Subject: Re: [PATCH -v2 1/5] sched: Fix ttwu() race

Quoting Peter Zijlstra (2020-06-22 11:01:23)
> @@ -2378,6 +2385,9 @@ static inline bool ttwu_queue_cond(int c
> static bool ttwu_queue_wakelist(struct task_struct *p, int cpu, int wake_flags)
> {
> if (sched_feat(TTWU_QUEUE) && ttwu_queue_cond(cpu, wake_flags)) {
> + if (WARN_ON_ONCE(cpu == smp_processor_id()))
> + return false;
> +
> sched_clock_cpu(cpu); /* Sync clocks across CPUs */
> __ttwu_queue_wakelist(p, cpu, wake_flags);
> return true;

We've been hitting this warning frequently, but have never seen the
rcu-torture-esque oops ourselves.

<4> [181.766705] RIP: 0010:ttwu_queue_wakelist+0xbc/0xd0
<4> [181.766710] Code: 00 00 00 5b 5d 41 5c 41 5d c3 31 c0 5b 5d 41 5c 41 5d c3 31 c0 f6 c3 08 74 f2 48 c7 c2 00 ad 03 00 83 7c 11 40 01 77 e4 eb 80 <0f> 0b 31 c0 eb dc 0f 1f 40 00 66 2e 0f 1f 84 00 00 00 00 00 bf 17
<4> [181.766726] RSP: 0018:ffffc90000003e08 EFLAGS: 00010046
<4> [181.766733] RAX: 0000000000000000 RBX: 00000000ffffffff RCX: ffff888276a00000
<4> [181.766740] RDX: 000000000003ad00 RSI: ffffffff8232045b RDI: ffffffff8233103e
<4> [181.766747] RBP: 0000000000000000 R08: 0000000000000000 R09: 0000000000000001
<4> [181.766754] R10: 00000000d3fa25c3 R11: 0000000053712267 R12: ffff88825b912940
<4> [181.766761] R13: 0000000000000000 R14: 0000000000000087 R15: 000000000003ad00
<4> [181.766769] FS: 0000000000000000(0000) GS:ffff888276a00000(0000) knlGS:0000000000000000
<4> [181.766777] CS: 0010 DS: 0000 ES: 0000 CR0: 0000000080050033
<4> [181.766783] CR2: 000055b8245814e0 CR3: 0000000005610003 CR4: 00000000003606f0
<4> [181.766790] Call Trace:
<4> [181.766794] <IRQ>
<4> [181.766798] try_to_wake_up+0x21b/0x690
<4> [181.766805] autoremove_wake_function+0xc/0x50
<4> [181.766858] __i915_sw_fence_complete+0x1ee/0x250 [i915]
<4> [181.766912] dma_i915_sw_fence_wake+0x2d/0x40 [i915]

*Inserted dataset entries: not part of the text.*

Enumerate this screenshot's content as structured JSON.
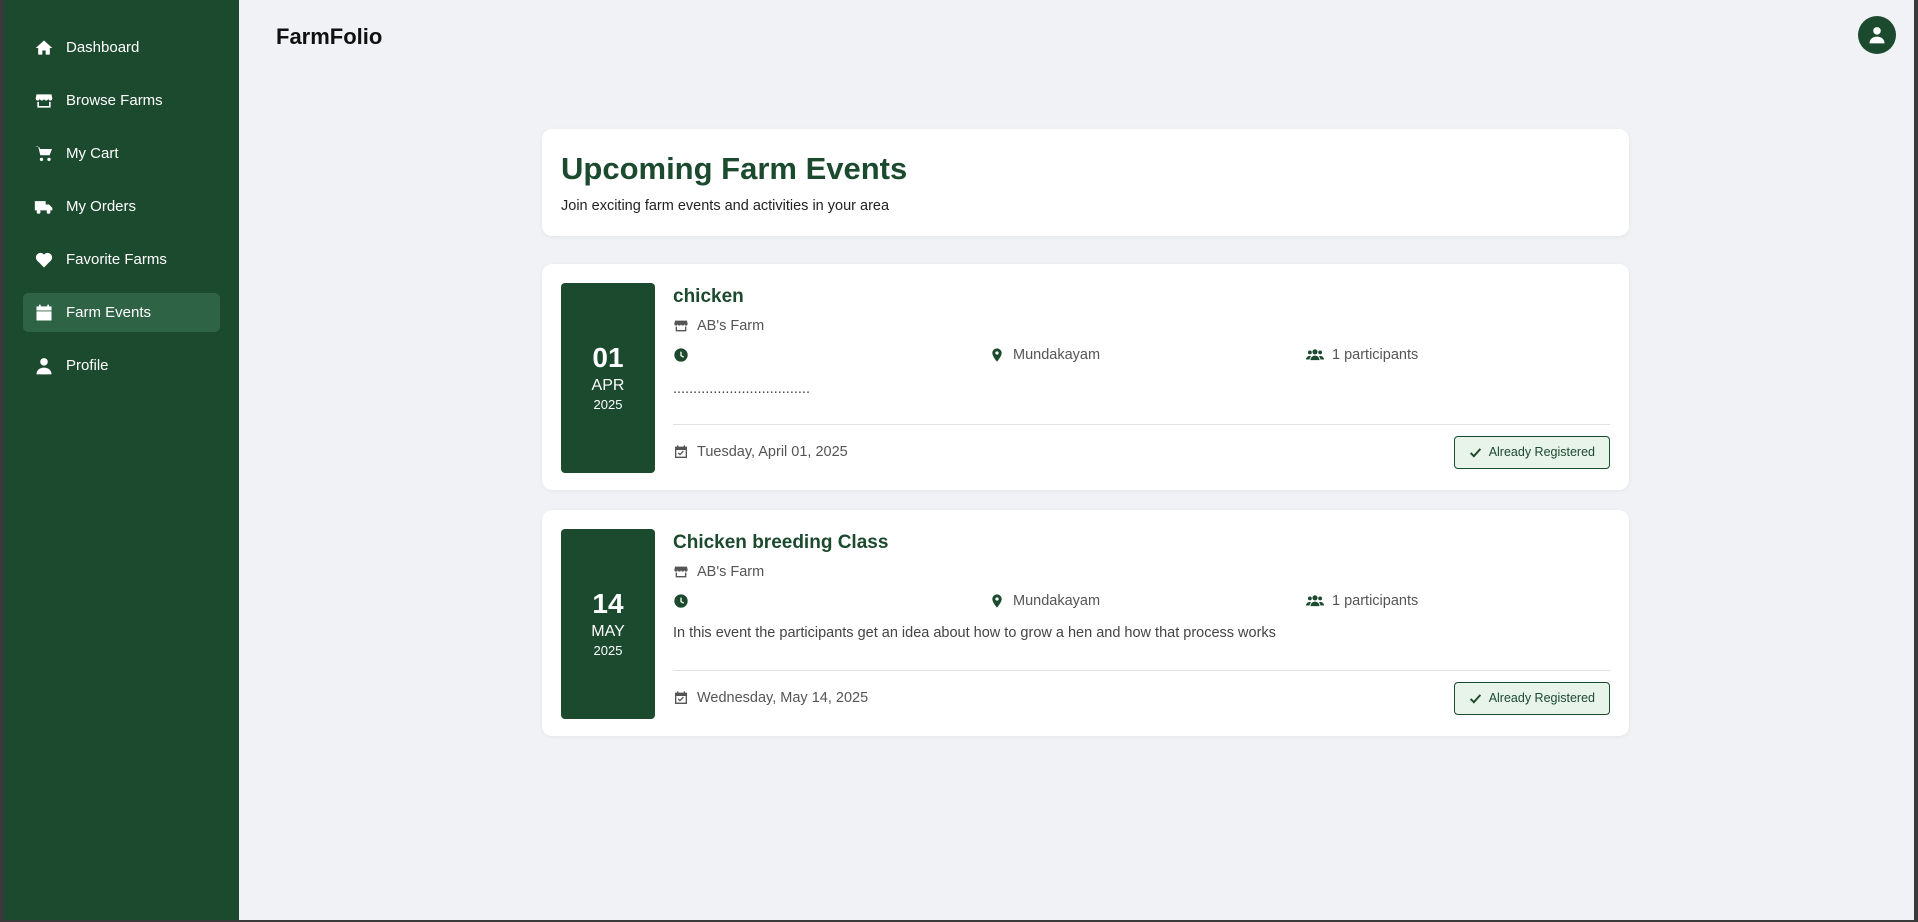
{
  "app": {
    "brand": "FarmFolio"
  },
  "sidebar": {
    "items": [
      {
        "label": "Dashboard",
        "icon": "home-icon"
      },
      {
        "label": "Browse Farms",
        "icon": "store-icon"
      },
      {
        "label": "My Cart",
        "icon": "cart-icon"
      },
      {
        "label": "My Orders",
        "icon": "truck-icon"
      },
      {
        "label": "Favorite Farms",
        "icon": "heart-icon"
      },
      {
        "label": "Farm Events",
        "icon": "calendar-icon",
        "active": true
      },
      {
        "label": "Profile",
        "icon": "user-icon"
      }
    ]
  },
  "page": {
    "title": "Upcoming Farm Events",
    "subtitle": "Join exciting farm events and activities in your area"
  },
  "events": [
    {
      "day": "01",
      "month": "APR",
      "year": "2025",
      "title": "chicken",
      "farm": "AB's Farm",
      "time": "",
      "location": "Mundakayam",
      "participants": "1 participants",
      "description": "..................................",
      "full_date": "Tuesday, April 01, 2025",
      "status": "Already Registered"
    },
    {
      "day": "14",
      "month": "MAY",
      "year": "2025",
      "title": "Chicken breeding Class",
      "farm": "AB's Farm",
      "time": "",
      "location": "Mundakayam",
      "participants": "1 participants",
      "description": "In this event the participants get an idea about how to grow a hen and how that process works",
      "full_date": "Wednesday, May 14, 2025",
      "status": "Already Registered"
    }
  ],
  "colors": {
    "primary": "#1c4a2e",
    "sidebar_active": "#2f6346",
    "background": "#f0f2f5",
    "registered_bg": "#e8f3ea"
  }
}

We are seeing this on the ttwu_queue() path, so with p->on_cpu=0, and the
warning is cleared up by

- if (WARN_ON_ONCE(cpu == smp_processor_id()))
+ if (WARN_ON_ONCE(p->on_cpu && cpu == smp_processor_id()))

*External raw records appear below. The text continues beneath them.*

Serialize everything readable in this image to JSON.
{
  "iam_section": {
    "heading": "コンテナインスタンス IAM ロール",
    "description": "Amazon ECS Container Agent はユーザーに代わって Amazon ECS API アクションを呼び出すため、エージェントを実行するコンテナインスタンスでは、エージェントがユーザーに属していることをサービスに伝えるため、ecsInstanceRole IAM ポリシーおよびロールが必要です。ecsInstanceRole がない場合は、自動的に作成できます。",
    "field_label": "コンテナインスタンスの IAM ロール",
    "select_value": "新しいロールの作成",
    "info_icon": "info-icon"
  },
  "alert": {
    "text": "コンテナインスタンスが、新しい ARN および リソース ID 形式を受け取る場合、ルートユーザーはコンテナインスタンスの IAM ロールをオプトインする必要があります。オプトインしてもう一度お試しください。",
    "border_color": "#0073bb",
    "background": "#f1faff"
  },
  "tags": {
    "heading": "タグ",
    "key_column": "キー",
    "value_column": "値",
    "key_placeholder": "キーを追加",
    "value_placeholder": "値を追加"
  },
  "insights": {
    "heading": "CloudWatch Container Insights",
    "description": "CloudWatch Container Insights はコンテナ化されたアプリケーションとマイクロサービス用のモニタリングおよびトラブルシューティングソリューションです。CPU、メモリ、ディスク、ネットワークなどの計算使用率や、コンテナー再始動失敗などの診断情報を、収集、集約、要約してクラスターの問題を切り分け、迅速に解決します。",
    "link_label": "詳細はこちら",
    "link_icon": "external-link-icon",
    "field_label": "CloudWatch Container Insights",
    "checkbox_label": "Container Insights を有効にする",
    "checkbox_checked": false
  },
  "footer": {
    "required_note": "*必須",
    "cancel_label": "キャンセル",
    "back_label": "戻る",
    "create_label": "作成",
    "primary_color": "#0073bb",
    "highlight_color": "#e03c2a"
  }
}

which would appear to restore the old behaviour for ttwu_queue() and
seem to be consistent with the intent of this patch. Hopefully this
helps identify the problem correctly.
-Chris

2020-07-21 11:41:19

by Peter Zijlstra

[permalink] [raw]

Subject: Re: [PATCH -v2 1/5] sched: Fix ttwu() race

On Tue, Jul 21, 2020 at 11:49:05AM +0100, Chris Wilson wrote:
> Quoting Peter Zijlstra (2020-06-22 11:01:23)
> > @@ -2378,6 +2385,9 @@ static inline bool ttwu_queue_cond(int c
> > static bool ttwu_queue_wakelist(struct task_struct *p, int cpu, int wake_flags)
> > {
> > if (sched_feat(TTWU_QUEUE) && ttwu_queue_cond(cpu, wake_flags)) {
> > + if (WARN_ON_ONCE(cpu == smp_processor_id()))
> > + return false;
> > +
> > sched_clock_cpu(cpu); /* Sync clocks across CPUs */
> > __ttwu_queue_wakelist(p, cpu, wake_flags);
> > return true;
>
> We've been hitting this warning frequently, but have never seen the
> rcu-torture-esque oops ourselves.

How easy is it to hit this? What, if anything, can I do to make my own
computer go bang?

> <4> [181.766705] RIP: 0010:ttwu_queue_wakelist+0xbc/0xd0
> <4> [181.766710] Code: 00 00 00 5b 5d 41 5c 41 5d c3 31 c0 5b 5d 41 5c 41 5d c3 31 c0 f6 c3 08 74 f2 48 c7 c2 00 ad 03 00 83 7c 11 40 01 77 e4 eb 80 <0f> 0b 31 c0 eb dc 0f 1f 40 00 66 2e 0f 1f 84 00 00 00 00 00 bf 17
> <4> [181.766726] RSP: 0018:ffffc90000003e08 EFLAGS: 00010046
> <4> [181.766733] RAX: 0000000000000000 RBX: 00000000ffffffff RCX: ffff888276a00000
> <4> [181.766740] RDX: 000000000003ad00 RSI: ffffffff8232045b RDI: ffffffff8233103e
> <4> [181.766747] RBP: 0000000000000000 R08: 0000000000000000 R09: 0000000000000001
> <4> [181.766754] R10: 00000000d3fa25c3 R11: 0000000053712267 R12: ffff88825b912940
> <4> [181.766761] R13: 0000000000000000 R14: 0000000000000087 R15: 000000000003ad00
> <4> [181.766769] FS: 0000000000000000(0000) GS:ffff888276a00000(0000) knlGS:0000000000000000
> <4> [181.766777] CS: 0010 DS: 0000 ES: 0000 CR0: 0000000080050033
> <4> [181.766783] CR2: 000055b8245814e0 CR3: 0000000005610003 CR4: 00000000003606f0
> <4> [181.766790] Call Trace:
> <4> [181.766794] <IRQ>
> <4> [181.766798] try_to_wake_up+0x21b/0x690
> <4> [181.766805] autoremove_wake_function+0xc/0x50
> <4> [181.766858] __i915_sw_fence_complete+0x1ee/0x250 [i915]
> <4> [181.766912] dma_i915_sw_fence_wake+0x2d/0x40 [i915]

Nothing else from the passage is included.